From 894a590f0fa365663b872e51b26920feba5f1659 Mon Sep 17 00:00:00 2001
From: Samuel Colvin <s@muelcolvin.com>
Date: Thu, 13 Mar 2025 13:33:15 +0000
Subject: [PATCH 25/25] fix tests

---
 pydantic_graph/pydantic_graph/persistence/file.py   | 8 ++++----
 pydantic_graph/pydantic_graph/persistence/in_mem.py | 8 ++++----
 2 files changed, 8 insertions(+), 8 deletions(-)

diff --git a/pydantic_graph/pydantic_graph/persistence/file.py b/pydantic_graph/pydantic_graph/persistence/file.py
index 51d001c5bc..8ecf1ac116 100644
--- a/pydantic_graph/pydantic_graph/persistence/file.py
+++ b/pydantic_graph/pydantic_graph/persistence/file.py
@@ -101,13 +101,13 @@ async def load_next(self) -> NodeSnapshot[StateT, RunEndT] | None:
                 await self._save(snapshots)
                 return snapshot
 
-    def _set_types(self, state_type: type[StateT], run_end_type: type[RunEndT]) -> None:
-        self._snapshots_type_adapter = build_snapshot_list_type_adapter(state_type, run_end_type)
-
-    def _should_set_types(self) -> bool:
+    def should_set_types(self) -> bool:
         """Whether types need to be set."""

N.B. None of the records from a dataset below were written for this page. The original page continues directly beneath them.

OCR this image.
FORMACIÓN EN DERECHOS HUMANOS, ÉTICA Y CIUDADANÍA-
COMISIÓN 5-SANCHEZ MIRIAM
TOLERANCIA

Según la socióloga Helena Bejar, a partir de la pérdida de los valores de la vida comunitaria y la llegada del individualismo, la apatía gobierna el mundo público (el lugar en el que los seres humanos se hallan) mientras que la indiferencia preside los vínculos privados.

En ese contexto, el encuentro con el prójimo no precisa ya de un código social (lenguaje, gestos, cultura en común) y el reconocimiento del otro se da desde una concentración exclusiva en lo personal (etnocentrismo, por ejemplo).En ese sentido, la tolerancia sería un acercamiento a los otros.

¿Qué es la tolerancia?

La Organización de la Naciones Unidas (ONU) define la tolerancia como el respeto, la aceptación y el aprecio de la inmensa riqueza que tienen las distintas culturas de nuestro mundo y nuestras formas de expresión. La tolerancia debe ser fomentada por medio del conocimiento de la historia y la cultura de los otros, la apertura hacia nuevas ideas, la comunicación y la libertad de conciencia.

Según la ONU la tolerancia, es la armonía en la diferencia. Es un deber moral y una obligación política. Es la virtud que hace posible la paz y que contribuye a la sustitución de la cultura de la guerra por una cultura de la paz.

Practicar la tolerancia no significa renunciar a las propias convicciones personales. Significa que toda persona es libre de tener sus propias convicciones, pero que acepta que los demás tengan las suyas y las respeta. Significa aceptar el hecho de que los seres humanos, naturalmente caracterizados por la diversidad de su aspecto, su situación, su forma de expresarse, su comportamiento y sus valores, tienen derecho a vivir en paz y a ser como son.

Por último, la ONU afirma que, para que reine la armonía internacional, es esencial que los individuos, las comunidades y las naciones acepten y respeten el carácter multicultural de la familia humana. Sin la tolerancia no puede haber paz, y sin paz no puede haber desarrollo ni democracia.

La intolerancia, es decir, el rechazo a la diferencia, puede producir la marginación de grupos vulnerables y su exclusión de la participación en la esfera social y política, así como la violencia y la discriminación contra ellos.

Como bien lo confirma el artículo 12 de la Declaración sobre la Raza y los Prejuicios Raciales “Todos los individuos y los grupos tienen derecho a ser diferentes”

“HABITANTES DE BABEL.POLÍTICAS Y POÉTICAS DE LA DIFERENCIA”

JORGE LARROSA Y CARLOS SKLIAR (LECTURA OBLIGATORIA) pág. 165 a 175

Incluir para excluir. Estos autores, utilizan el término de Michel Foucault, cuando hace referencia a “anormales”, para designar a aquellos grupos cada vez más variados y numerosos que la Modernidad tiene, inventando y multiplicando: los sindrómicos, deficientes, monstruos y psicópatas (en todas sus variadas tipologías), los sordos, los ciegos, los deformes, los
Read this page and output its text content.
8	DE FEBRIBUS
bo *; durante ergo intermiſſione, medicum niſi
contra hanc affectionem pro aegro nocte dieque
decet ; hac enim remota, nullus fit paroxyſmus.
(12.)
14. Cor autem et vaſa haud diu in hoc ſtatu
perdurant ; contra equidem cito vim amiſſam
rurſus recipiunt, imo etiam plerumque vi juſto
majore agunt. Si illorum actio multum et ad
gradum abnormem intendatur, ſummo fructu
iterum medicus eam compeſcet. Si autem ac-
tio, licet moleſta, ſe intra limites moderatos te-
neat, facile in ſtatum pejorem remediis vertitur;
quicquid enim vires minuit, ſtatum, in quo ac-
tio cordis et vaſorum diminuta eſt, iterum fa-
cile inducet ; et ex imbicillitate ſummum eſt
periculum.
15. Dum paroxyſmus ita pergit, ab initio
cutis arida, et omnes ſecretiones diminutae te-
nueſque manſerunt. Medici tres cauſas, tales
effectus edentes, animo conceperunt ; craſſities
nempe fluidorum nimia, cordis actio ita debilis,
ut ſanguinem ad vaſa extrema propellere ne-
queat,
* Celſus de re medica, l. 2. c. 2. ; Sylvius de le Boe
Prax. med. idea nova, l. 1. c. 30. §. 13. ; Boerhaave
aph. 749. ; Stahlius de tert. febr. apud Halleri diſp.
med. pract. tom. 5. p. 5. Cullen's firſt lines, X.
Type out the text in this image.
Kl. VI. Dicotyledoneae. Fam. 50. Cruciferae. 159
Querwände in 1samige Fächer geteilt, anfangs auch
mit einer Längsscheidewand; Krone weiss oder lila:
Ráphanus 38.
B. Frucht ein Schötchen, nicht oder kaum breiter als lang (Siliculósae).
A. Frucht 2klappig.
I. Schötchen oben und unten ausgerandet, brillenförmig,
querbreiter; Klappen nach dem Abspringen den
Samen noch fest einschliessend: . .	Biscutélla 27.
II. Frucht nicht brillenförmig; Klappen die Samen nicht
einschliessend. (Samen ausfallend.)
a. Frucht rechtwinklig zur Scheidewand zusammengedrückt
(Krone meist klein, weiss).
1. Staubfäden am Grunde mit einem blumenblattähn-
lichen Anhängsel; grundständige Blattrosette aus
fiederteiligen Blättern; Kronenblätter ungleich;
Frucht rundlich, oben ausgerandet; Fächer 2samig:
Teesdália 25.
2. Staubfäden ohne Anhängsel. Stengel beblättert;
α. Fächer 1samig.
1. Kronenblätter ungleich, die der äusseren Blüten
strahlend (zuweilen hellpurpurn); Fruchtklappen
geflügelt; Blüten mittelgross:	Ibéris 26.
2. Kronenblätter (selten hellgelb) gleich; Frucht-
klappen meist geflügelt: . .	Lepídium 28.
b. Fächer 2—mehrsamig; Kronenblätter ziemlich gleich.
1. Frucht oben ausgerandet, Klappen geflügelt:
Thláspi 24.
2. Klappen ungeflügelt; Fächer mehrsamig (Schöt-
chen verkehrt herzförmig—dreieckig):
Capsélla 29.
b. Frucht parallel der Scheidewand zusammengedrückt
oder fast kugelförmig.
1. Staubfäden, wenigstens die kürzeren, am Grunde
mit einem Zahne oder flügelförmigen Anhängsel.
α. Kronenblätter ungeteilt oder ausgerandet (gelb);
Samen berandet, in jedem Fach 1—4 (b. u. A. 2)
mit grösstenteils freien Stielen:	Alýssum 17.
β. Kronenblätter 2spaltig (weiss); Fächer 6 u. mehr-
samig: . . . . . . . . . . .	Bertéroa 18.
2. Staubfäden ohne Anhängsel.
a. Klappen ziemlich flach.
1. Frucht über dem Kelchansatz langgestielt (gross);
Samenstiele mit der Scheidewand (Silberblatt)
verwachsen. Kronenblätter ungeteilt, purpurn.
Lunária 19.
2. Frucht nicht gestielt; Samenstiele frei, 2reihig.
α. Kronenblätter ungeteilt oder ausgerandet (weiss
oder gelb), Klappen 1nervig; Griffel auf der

         return self._snapshots_type_adapter is None
 
+    def set_types(self, state_type: type[StateT], run_end_type: type[RunEndT]) -> None:
+        self._snapshots_type_adapter = build_snapshot_list_type_adapter(state_type, run_end_type)
+
     async def load_all(self) -> list[Snapshot[StateT, RunEndT]]:
         return await _graph_utils.run_in_executor(self._load_sync)
 
diff --git a/pydantic_graph/pydantic_graph/persistence/in_mem.py b/pydantic_graph/pydantic_graph/persistence/in_mem.py
index 980594c633..9118e087d2 100644
--- a/pydantic_graph/pydantic_graph/persistence/in_mem.py
+++ b/pydantic_graph/pydantic_graph/persistence/in_mem.py
@@ -148,12 +148,12 @@ async def load_next(self) -> NodeSnapshot[StateT, RunEndT] | None:
     async def load_all(self) -> list[Snapshot[StateT, RunEndT]]:
         return self.history
 
-    def _set_types(self, state_type: type[StateT], run_end_type: type[RunEndT]) -> None:
-        self._snapshots_type_adapter = build_snapshot_list_type_adapter(state_type, run_end_type)
-
-    def _should_set_types(self) -> bool:
+    def should_set_types(self) -> bool:
         return self._snapshots_type_adapter is None
 
+    def set_types(self, state_type: type[StateT], run_end_type: type[RunEndT]) -> None:
+        self._snapshots_type_adapter = build_snapshot_list_type_adapter(state_type, run_end_type)
+
     def dump_json(self, *, indent: int | None = None) -> bytes:
         """Dump the history to JSON bytes."""
         assert self._snapshots_type_adapter is not None, 'type adapter must be set to use `dump_json`'